With regard to discounting, the UK’s National Institute for Health and Care Excellence (NICE) and the Canadian Agency for Drugs and Technologies in Health (CADTH) both recommend the use of a 1.5% discount rate for costs and benefits (Canadian Agency for Drugs and Technologies in Health 2017), as higher discounting rates could undervalue the benefit of preventive and public health projects that have large costs up front but accrue benefits over decades (Rawlins et al. 2010). Using a 1.5% discount rate in our model yielded 35% lower ICER ratios compared with the 3% used for the base case.

The results of this study are in line with previous cost-effectiveness model studies conducted mainly for infant MnB vaccination in Canada and Europe, which also resulted in ICERs beyond current acceptability thresholds. Tu et al. (2014) conducted an economic evaluation of infant MnB vaccination in Ontario using higher efficacy assumptions (90% vaccine effectiveness, 66% strain coverage, 97% vaccine coverage) than our model, and concluded that the program was unlikely to be considered economically attractive in Canada. Although vaccinating a cohort of 150,000 infants could be expected to prevent 4.6 MnB IMD cases and 0.5 related deaths over the cohort’s lifetime, cost savings from prevented cases could not offset the vaccination program cost, resulting in an ICER of CAD $4.76 million per QALY gained.

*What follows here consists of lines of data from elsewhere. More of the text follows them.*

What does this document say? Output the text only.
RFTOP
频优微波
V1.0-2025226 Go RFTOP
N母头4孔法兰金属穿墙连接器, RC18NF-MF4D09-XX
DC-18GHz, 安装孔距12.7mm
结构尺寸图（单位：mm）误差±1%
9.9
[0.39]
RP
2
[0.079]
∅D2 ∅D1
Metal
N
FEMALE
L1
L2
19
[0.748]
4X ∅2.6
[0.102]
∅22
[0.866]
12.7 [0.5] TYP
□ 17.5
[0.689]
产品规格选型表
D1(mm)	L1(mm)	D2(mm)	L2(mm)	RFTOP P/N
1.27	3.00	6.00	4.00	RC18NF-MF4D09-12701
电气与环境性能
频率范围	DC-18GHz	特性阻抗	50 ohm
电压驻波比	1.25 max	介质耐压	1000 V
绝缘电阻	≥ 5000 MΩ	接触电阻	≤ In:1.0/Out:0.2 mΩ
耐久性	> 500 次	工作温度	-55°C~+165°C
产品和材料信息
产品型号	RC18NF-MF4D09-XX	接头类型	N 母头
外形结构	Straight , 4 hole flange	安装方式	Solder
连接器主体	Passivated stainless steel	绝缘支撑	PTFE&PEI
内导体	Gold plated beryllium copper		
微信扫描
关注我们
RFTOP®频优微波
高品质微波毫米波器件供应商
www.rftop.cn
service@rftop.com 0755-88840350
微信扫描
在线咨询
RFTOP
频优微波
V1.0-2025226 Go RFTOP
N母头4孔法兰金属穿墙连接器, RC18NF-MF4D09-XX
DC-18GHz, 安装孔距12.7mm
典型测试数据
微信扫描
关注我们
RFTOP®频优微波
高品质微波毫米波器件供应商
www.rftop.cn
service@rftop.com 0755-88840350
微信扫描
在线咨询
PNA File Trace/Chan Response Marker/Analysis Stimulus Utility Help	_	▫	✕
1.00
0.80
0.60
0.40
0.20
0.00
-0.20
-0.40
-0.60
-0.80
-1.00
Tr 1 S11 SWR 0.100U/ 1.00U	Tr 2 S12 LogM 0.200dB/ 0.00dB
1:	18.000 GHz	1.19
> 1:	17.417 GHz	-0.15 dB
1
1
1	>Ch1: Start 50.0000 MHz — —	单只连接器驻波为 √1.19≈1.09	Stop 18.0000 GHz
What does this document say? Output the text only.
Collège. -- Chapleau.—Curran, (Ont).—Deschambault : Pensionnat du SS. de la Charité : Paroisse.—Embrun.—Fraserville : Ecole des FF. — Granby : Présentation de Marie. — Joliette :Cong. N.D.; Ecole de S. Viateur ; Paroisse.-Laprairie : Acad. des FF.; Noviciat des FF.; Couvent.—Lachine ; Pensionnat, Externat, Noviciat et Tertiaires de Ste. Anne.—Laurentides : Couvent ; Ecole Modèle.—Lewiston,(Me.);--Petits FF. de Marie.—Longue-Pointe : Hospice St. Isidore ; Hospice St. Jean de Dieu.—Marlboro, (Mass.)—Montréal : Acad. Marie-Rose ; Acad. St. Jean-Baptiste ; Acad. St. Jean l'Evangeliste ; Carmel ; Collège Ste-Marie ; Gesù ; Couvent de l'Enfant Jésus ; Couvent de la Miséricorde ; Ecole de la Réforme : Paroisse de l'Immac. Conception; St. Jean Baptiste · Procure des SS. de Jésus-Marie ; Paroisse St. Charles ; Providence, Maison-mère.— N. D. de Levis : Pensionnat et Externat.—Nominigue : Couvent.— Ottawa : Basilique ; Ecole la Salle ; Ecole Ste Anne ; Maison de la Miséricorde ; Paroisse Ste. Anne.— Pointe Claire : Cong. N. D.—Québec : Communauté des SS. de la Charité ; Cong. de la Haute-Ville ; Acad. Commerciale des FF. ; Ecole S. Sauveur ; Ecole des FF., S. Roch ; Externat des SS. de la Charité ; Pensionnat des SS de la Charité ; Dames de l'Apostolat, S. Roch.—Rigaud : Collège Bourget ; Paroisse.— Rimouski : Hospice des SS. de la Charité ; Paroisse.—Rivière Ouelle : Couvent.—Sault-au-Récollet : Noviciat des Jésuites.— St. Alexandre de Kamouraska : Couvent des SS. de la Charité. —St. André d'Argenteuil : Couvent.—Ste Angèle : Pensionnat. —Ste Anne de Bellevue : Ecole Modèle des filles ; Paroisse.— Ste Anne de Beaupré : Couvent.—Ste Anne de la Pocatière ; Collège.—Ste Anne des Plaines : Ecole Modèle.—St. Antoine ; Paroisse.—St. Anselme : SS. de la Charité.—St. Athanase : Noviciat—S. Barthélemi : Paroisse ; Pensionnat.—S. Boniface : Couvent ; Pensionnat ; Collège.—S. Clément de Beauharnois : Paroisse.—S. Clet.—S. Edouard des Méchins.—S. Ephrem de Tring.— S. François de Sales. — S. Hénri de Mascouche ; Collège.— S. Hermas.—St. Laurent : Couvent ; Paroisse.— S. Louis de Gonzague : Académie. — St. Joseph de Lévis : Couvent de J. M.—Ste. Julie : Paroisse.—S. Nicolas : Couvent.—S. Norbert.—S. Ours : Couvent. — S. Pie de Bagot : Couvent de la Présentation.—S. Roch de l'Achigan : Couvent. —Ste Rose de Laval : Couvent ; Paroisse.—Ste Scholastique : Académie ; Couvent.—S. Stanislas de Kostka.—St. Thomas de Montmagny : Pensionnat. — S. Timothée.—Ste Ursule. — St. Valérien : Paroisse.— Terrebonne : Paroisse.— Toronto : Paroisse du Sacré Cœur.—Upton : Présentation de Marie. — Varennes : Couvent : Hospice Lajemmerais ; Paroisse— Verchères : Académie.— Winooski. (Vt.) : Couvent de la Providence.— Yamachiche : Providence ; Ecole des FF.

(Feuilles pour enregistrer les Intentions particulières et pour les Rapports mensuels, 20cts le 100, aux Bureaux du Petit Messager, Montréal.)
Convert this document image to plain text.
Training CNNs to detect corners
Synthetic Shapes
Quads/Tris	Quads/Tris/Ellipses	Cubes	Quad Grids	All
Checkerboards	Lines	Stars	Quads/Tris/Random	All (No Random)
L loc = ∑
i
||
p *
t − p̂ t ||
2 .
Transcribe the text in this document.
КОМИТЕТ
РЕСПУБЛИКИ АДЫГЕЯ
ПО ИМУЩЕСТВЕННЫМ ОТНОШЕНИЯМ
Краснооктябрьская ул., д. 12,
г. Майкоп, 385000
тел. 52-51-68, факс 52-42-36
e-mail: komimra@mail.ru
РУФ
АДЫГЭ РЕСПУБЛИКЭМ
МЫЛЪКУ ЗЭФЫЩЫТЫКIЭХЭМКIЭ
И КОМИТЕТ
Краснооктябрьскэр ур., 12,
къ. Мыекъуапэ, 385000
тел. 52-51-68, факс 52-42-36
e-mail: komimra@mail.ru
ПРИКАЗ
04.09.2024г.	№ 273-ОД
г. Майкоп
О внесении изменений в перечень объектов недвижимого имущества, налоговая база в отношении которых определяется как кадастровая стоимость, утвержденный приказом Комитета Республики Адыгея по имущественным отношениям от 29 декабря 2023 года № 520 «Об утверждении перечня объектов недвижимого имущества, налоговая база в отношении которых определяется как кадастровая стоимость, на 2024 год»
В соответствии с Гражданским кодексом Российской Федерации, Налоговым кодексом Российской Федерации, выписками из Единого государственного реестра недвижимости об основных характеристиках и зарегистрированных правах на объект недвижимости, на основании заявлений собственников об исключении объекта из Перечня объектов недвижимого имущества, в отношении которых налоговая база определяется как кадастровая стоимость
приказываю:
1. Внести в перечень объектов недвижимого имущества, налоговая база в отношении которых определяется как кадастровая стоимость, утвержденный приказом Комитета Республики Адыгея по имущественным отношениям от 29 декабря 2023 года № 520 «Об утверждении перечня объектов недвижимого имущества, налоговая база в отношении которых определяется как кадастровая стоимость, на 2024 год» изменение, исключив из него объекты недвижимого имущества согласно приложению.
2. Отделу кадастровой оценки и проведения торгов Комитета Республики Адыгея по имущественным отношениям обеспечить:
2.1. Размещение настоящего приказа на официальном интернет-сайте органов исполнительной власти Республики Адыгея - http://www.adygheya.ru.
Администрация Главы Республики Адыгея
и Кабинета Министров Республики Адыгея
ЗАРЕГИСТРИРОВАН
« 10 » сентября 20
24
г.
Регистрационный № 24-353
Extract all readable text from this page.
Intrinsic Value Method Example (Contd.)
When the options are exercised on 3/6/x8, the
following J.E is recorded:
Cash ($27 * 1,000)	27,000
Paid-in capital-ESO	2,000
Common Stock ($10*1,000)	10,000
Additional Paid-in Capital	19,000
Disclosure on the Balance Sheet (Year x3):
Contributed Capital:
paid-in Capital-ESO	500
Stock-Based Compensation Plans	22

Traditional health economic evaluations do not appear to capture the full impact of a MnB vaccination program. Analyses in The Netherlands (Pouwels et al. 2013), Italy (Gasparini et al. 2016), England (Christensen et al. 2013), and France (Lecocq et al. 2016) all found an infant immunization program not to be cost-effective. However, when the authors of the English study included more “favourable” assumptions, including quality-of-life losses for family and network members, 1.5% discounting, and the value of litigation costs, results showed that a routine infant vaccination could be cost-effective with a lower vaccine price (Christensen et al. 2016). In our analysis, in order to obtain a cost per QALY of $135,000 (considered the highest limit of cost-effectiveness according to the WHO guidelines (Walker et al. 2010)), the disease incidence would have to be 4.65 times higher (even more if using the most recent data (Public Health Agency of Canada 2017)) or a vaccine price of $11 per dose.

Conclusion

MnB disease is rare but potentially devastating and life-threatening. A significant number of cases occur in adolescents and young adults, who are also at higher risk of carrying N. meningitidis and transmitting the disease. Although the implementation of routine adolescent MenB-FHbp vaccination could have a substantial public health impact in preventing IMD cases and deaths, given the current low incidence of MnB disease in Canada, our results show that such a program would not be cost-effective. As cost-effectiveness plays a significant role in the current evaluation framework of new vaccines in Canada, the potential for recommendation and funding of an immunization program with an ICER beyond acceptable thresholds is low. However, IMD incidence has been historically unpredictable; other criteria such as prevention of outbreaks, peace of mind for parents and society, ethical considerations, and the potential positive impact of vaccination on antimicrobial resistance should be considered in the decision-making.